Only distantly related to the genre of anti-war books, A Separate Peace does not have the gritty and blasted geography of trench warfare in All Quiet on the Western Front, the brilliant cynicism and satire of Catch-22, or the surrealistic and all TOO realistic horror of Slaughterhouse-Five. Knowles' approach to human on human violence, be it two individuals in combat or millions against millions, is subtle, almost understated. After listening to two of his friends debate about the causes of WW II, Gene dissents: "Because it seems clear that wars were not made by generations and their special stupidities, but that wars were made instead by something ignorant in the human heart." Why might Gene's statement be important? Because it disallows us the convenience of separating people that fight wars into good folk and evil monsters. Alexander Solzhenitsyn chimes in here "If only there were evil people somewhere insidiously committing evil deeds, and it were necessary only to separate them from the rest of us and destroy them. But the line dividing good and evil cuts through the heart of every human being. And who is willing to destroy a piece of his own heart?"
Knowles, a winner of the Penn/Faulkner Award, was a brilliant observer of human nature. It is somewhat eerie to see the close correlation of his observations with cutting edge 21st century advances in the nature of human memory and the biological roots of aggressive human behavior (including war). Recent research has made it compellingly clear that we humans are able to freely construct memories that are more consistent with the personal narratives that we want to tell ourselves than they are with accurate depiction of past events. In the recently published Sex and War: How Biology Explains Warfare and Terrorism and Offers a Path to a Safer World, Potts and Hayden discuss the research that shows that our primate roots have left "something ignorant in the human heart", something uniquely male in nature. John Knowles, through simple observation, beat Potts and Hayden to the punch by a half century.
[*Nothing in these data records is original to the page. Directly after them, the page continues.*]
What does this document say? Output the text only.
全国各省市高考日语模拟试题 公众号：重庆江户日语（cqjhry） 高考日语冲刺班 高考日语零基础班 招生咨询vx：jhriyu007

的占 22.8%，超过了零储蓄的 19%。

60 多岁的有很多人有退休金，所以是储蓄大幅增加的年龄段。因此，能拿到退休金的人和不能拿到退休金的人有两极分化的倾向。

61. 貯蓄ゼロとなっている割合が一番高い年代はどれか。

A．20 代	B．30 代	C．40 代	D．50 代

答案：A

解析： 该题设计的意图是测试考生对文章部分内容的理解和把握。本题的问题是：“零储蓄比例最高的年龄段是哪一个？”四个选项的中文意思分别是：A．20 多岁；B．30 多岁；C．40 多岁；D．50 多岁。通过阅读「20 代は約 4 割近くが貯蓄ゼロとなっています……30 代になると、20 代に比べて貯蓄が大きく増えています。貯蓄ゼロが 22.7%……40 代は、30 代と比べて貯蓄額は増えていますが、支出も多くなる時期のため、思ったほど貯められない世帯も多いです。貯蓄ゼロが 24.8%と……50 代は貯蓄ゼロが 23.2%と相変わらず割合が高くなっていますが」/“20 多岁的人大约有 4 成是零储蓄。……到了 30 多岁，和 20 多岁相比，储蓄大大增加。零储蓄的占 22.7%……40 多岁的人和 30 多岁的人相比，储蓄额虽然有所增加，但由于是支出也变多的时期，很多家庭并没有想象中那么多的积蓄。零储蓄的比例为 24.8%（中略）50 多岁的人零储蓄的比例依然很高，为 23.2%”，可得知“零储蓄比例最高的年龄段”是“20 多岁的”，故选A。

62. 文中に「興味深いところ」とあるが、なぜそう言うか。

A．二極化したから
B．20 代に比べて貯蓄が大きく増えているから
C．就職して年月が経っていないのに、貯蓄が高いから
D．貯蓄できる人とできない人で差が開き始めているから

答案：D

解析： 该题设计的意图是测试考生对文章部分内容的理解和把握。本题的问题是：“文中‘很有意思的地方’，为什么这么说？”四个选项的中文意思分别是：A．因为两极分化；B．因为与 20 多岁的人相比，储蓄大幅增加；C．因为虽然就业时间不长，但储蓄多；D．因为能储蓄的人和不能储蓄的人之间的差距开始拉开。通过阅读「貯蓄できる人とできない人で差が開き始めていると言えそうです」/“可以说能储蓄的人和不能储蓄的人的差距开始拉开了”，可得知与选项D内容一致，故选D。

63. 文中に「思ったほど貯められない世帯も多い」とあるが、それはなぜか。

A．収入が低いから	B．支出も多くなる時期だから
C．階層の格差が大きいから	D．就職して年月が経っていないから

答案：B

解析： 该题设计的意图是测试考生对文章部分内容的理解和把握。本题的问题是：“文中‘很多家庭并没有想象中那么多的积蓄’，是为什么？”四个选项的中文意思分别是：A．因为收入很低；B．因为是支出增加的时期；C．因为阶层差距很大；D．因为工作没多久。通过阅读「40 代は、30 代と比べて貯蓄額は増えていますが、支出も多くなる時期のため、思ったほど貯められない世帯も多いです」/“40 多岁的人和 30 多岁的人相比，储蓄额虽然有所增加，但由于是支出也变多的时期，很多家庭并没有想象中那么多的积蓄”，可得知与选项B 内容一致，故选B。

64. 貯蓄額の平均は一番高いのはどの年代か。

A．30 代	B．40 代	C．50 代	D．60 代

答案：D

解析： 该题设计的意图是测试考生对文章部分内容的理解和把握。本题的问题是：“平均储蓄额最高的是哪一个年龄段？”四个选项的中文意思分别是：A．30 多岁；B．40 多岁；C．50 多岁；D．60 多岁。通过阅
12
Several brief thoughts, if you are considering reading this book. This is a book about men, and the few women that appear are almost ghost-like. Though written more than fifty years ago, the level of craftsmanship and wordsmithing in A Separate Piece has not been surpassed in the 21st century. Although the story is engaging, connoisseurs of prose will find it much more to their liking than will aficionados of action novels. Historical fiction buffs will get a kick both from the powerfully nostalgic description of war-time America and from the fact that characters in the book are reportedly modeled on well known people, e.g. Gore Vidal (one of Knowles' classmates in real life) claims that he was the model for the Devon upperclassman Brinker. Not a page turner, but deeply evocative for those with the leisure to let the ebb and flow of Knowles' prose wash gently over them, A Separate Piece has become defined as a classic. This reader agrees wholeheartedly with that designation.